Dia mendekati lukisan itu, mengamati setiap detailnya dengan seksama. Di sudut bawah lukisan, terdapat sebuah tulisan kecil: "Untuk Adrian, cinta pertama dan terakhirku, Helena."

Clarissa terpaku. Jadi, Helena dan Adrian pernah menjalin hubungan? Apakah ini motif Helena untuk membunuh Adrian? Apakah Adrian benar benar mencintai Helena?

Pikiran-pikiran itu berputar-putar di kepala Clarissa, membuatnya pusing dan mual. Dia harus mencari tahu lebih banyak.

Dengan tangan gemetar, Clarissa mulai mencari-cari di meja kerja Adrian. Dia membuka laci demi laci, berharap menemukan sesuatu yang bisa menjelaskan hubungan Adrian dan Helena.

Akhirnya, dia menemukan sebuah kotak kayu kecil yang terkunci. Clarissa mencoba membukanya, tapi tidak berhasil. Dia mencari kunci di sekitar meja, tapi tidak menemukannya.

Dengan putus asa, Clarissa mengambil jepit rambutnya dan mencoba membuka kunci kotak itu dengan paksa. Setelah beberapa kali mencoba, akhirnya kunci itu terbuka.

Di dalam kotak, terdapat sebuah surat yang sudah menguning. Clarissa mengambil surat itu dengan tangan gemetar, lalu membukanya.

Surat itu ditulis oleh Adrian untuk Helena, beberapa tahun sebelum pernikahan mereka. Isi surat itu membuat Clarissa tercengang, air mata langsung mengalir deras di pipinya.

*Helena,

Aku tak bisa hidup tanpamu. Kaulah cinta pertama dan terakhirku. Aku berjanji akan selalu mencintaimu, meski kita tak bisa bersama. Aku akan selalu menunggumu, Helena. Selamanya.*

Pintu kayu berukir itu terbuka dengan bunyi derit yang memekakkan telinga, membuyarkan lamunan Clarissa. 

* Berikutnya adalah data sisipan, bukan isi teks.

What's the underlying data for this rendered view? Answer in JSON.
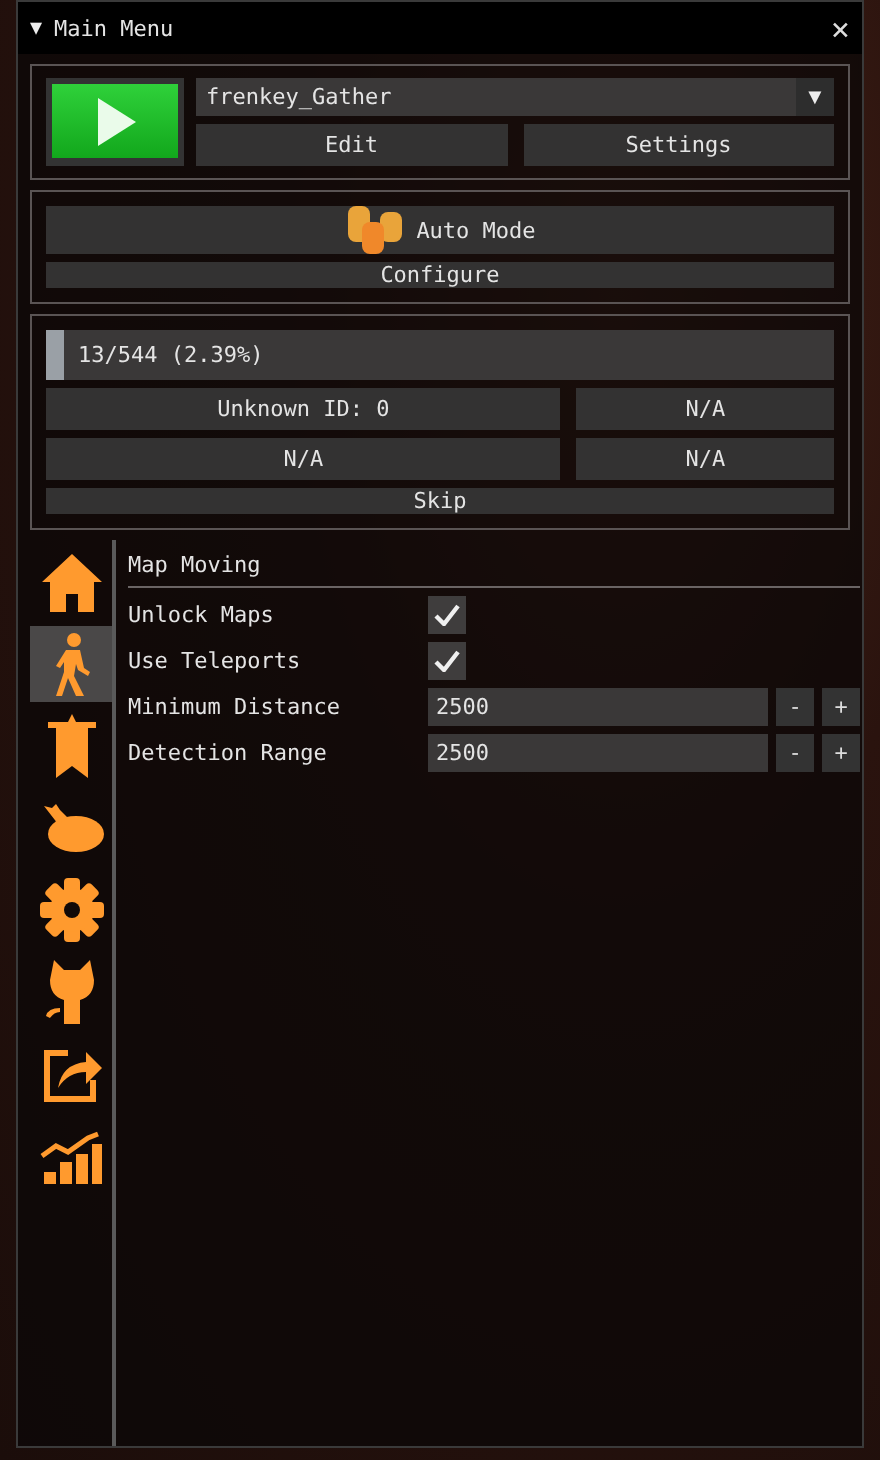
{
  "window": {
    "title": "Main Menu",
    "collapse_glyph": "▼",
    "close_glyph": "×"
  },
  "profile": {
    "value": "frenkey_Gather",
    "dropdown_glyph": "▼",
    "buttons": [
      "Edit",
      "Settings"
    ]
  },
  "auto": {
    "label": "Auto Mode",
    "configure": "Configure"
  },
  "progress": {
    "text": "13/544 (2.39%)",
    "level": 0.0239,
    "cells": [
      "Unknown ID: 0",
      "N/A",
      "N/A",
      "N/A"
    ],
    "skip": "Skip"
  },
  "sidebar": {
    "items": [
      {
        "selected": false
      },
      {
        "selected": true
      },
      {
        "selected": false
      },
      {
        "selected": false
      },
      {
        "selected": false
      },
      {
        "selected": false
      },
      {
        "selected": false
      },
      {
        "selected": false
      }
    ]
  },
  "section": {
    "title": "Map Moving",
    "rows": [
      {
        "kind": "checkbox",
        "label": "Unlock Maps",
        "checked": true
      },
      {
        "kind": "checkbox",
        "label": "Use Teleports",
        "checked": true
      },
      {
        "kind": "number",
        "label": "Minimum Distance",
        "value": "2500",
        "minus": "-",
        "plus": "+"
      },
      {
        "kind": "number",
        "label": "Detection Range",
        "value": "2500",
        "minus": "-",
        "plus": "+"
      }
    ]
  }
}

Adrian berdiri di ambang pintu, wajah tampannya mengeras bagai batu. Matanya yang biasanya sehangat madu kini berubah menjadi es, menatap Clarissa dengan tatapan dingin yang menusuk.

"Apa yang kau lakukan di sini?" tanya Adrian dengan suara tajam, setiap kata bagaikan cambuk yang menyayat hati Clarissa.

Clarissa tergagap, tangannya yang memegang surat Adrian gemetar hebat. "Aku... aku hanya mencari sesuatu," jawabnya terbata-bata, suaranya nyaris tak terdengar.

Adrian melangkah masuk, langkahnya tegas dan penuh kuasa. Dia merebut surat itu dari tangan Clarissa dengan gerakan kasar, lalu membacanya dengan cepat. Raut wajahnya semakin mengeras, urat-urat di lehernya menegang.

Dengan gerakan tiba-tiba, Adrian merobek surat itu menjadi serpihan-serpihan kecil, lalu melemparkannya ke wajah Clarissa. 

"Jangan pernah menyentuh barang-barangku lagi!" bentaknya, suaranya menggelegar di ruangan yang sunyi.

Adrian menatap Clarissa dengan tatapan penuh kebencian, seolah-olah dia adalah makhluk paling menjijikkan di dunia. 

"Kau memang sama seperti yang kukira," desisnya, suaranya berbisa. 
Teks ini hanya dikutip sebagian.